De maatstaf 'bijzondere omstandigheden waaronder het misdrijf is gepleegd' hangt samen
met de persoon van de veroordeelde. Het gaat daarbij om de situatie dat, ondanks een veroordeling wegens misdrijf, in de gegeven omstandigheden een DNA-onderzoek niet kan worden gerechtvaardigd. Blijkens de wetsgeschiedenis moet dan gedacht worden aan een veroordeelde van wie zeer onaannemelijk is dat hij ooit eerder een strafbaar feit heeft gepleegd voor de opsporing waarvan DNA-onderzoek van belang kan zijn, en die het misdrijf in de toekomst, bijvoorbeeld vanwege ernstige lichamelijke beperkingen, ook nooit meer zal kunnen begaan. Hieraan kan worden toegevoegd dat, hoewel in de Wet geen onderscheid wordt gemaakt tussen meerderjarigen en minderjarigen, de rechter bij zijn oordeel of sprake is van ‘bijzondere omstandigheden waaronder het misdrijf is gepleegd’ de omstandigheid dat de veroordeelde ten tijde van het plegen van het feit minderjarig was moet betrekken. Of, en in welke mate bijzondere omstandigheden aan de orde zijn, zal afhangen van de omstandigheden van het geval. Een relevante factor in dit verband kan allereerst zijn of de gevolgen van het bepalen en verwerken van het DNA-profiel evident disproportioneel zijn, gelet op de omstandigheid dat het feit is begaan toen de veroordeelde minderjarig was. Daarnaast kan de rechter betrekken of, mede gelet op de omstandigheden waaronder het misdrijf is gepleegd en de leeftijd van de veroordeelde ten tijde van het misdrijf, sprake is van een gering recidivegevaar. Daarvoor kan ook van belang zijn of aanwijzingen bestaan voor eerder gepleegde relevante misdrijven (Hoge Raad 7 april 2020, ECLI:NL:HR:2020:626).

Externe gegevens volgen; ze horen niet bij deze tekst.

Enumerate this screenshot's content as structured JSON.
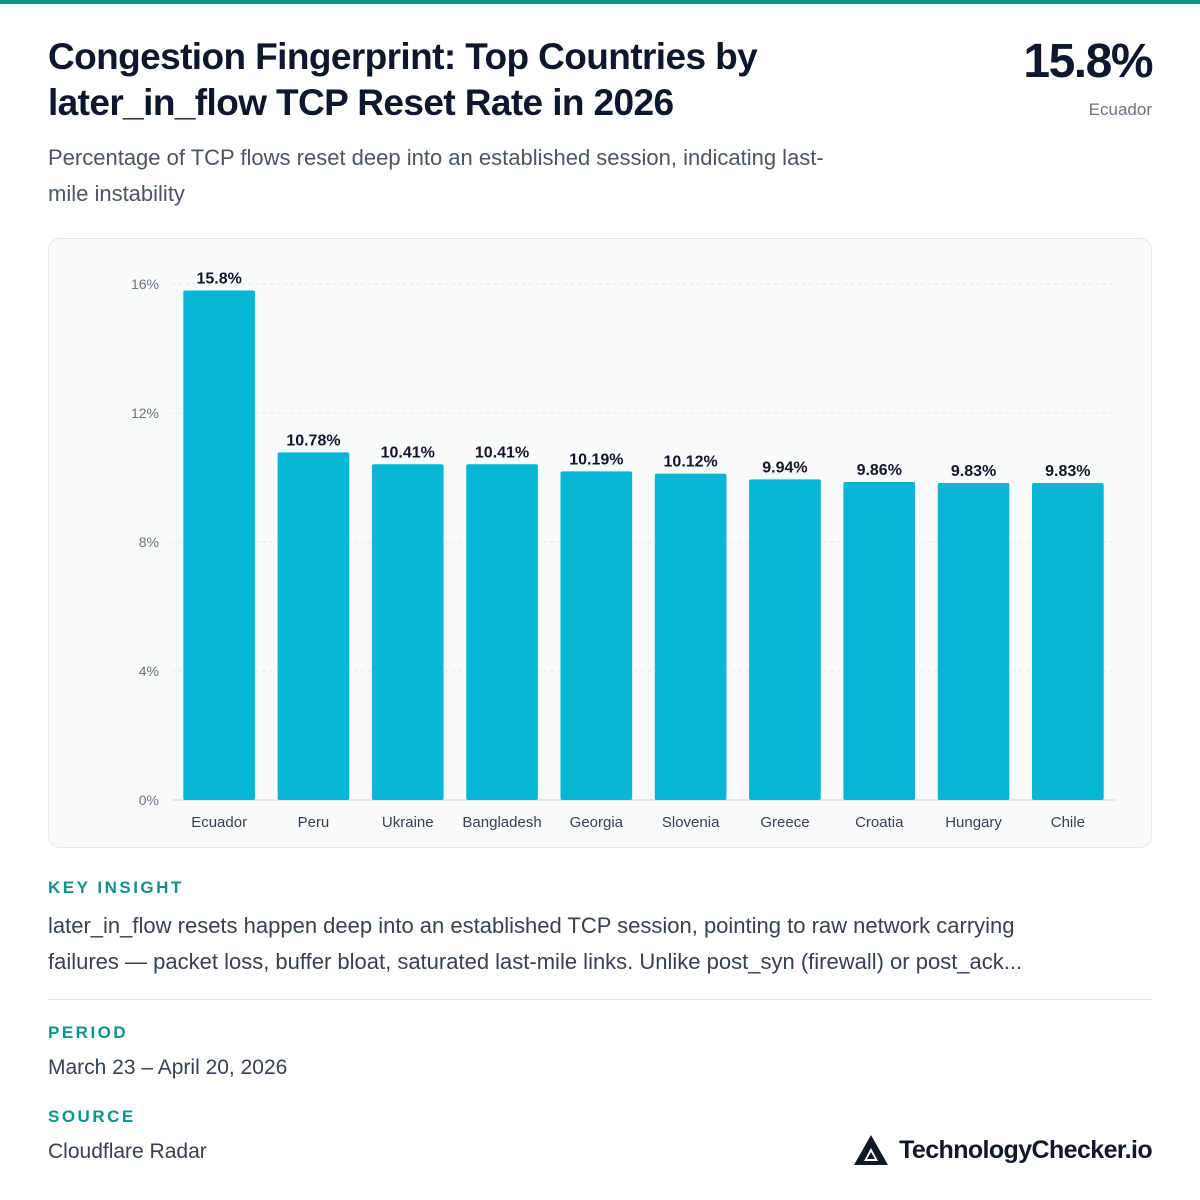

Ondanks de minderjarigheid van veroordeelde leidt hetgeen namens de veroordeelde is aangevoerd niet tot het oordeel dat sprake is van een uitzonderingssituatie. Kijkend naar het strafblad van veroordeelde en het vonnis is de rechtbank van oordeel dat er geen sprake is van strafbare feiten van geringe ernst. Hij is veroordeeld voor afpersing van een kwetsbare jongen, heeft deze feiten meermaals gepleegd gedurende een langere periode. Daarnaast is hij veroordeeld voor het medeplegen van oplichting. Aan veroordeelde is een deels voorwaardelijke jeugddetentie en taakstraf van 80 uur opgelegd. Uit de voorwaardelijke veroordeling blijkt enige vrees voor recidive. Gelet op het strafblad van veroordeelde niet geheel onterecht. Veroordeelde wordt verdacht van een nieuw strafbaar feit – openlijk geweld – gepleegd na onderhavige veroordeling. Er is geen sprake van een gering recidivegevaar. Gelet op voornoemde omstandigheden komt het de rechtbank niet evident disproportioneel voor dat het DNA-profiel van veroordeelde is afgenomen. Alles afwegend komt de rechtbank tot het oordeel dat geen sprake is van een uitzonderingssituatie en dat het bezwaar ongegrond moet worden verklaard.

Beslissing

De rechtbank verklaart het bezwaar ongegrond.
Deze beslissing is gegeven door
mr. M.H.M. Collombon, rechter,
in tegenwoordigheid van K. Verdult, griffier,
en in het openbaar uitgesproken op 2 februari 2024
De griffier is niet in de gelegenheid deze beslissing mede te ondertekenen.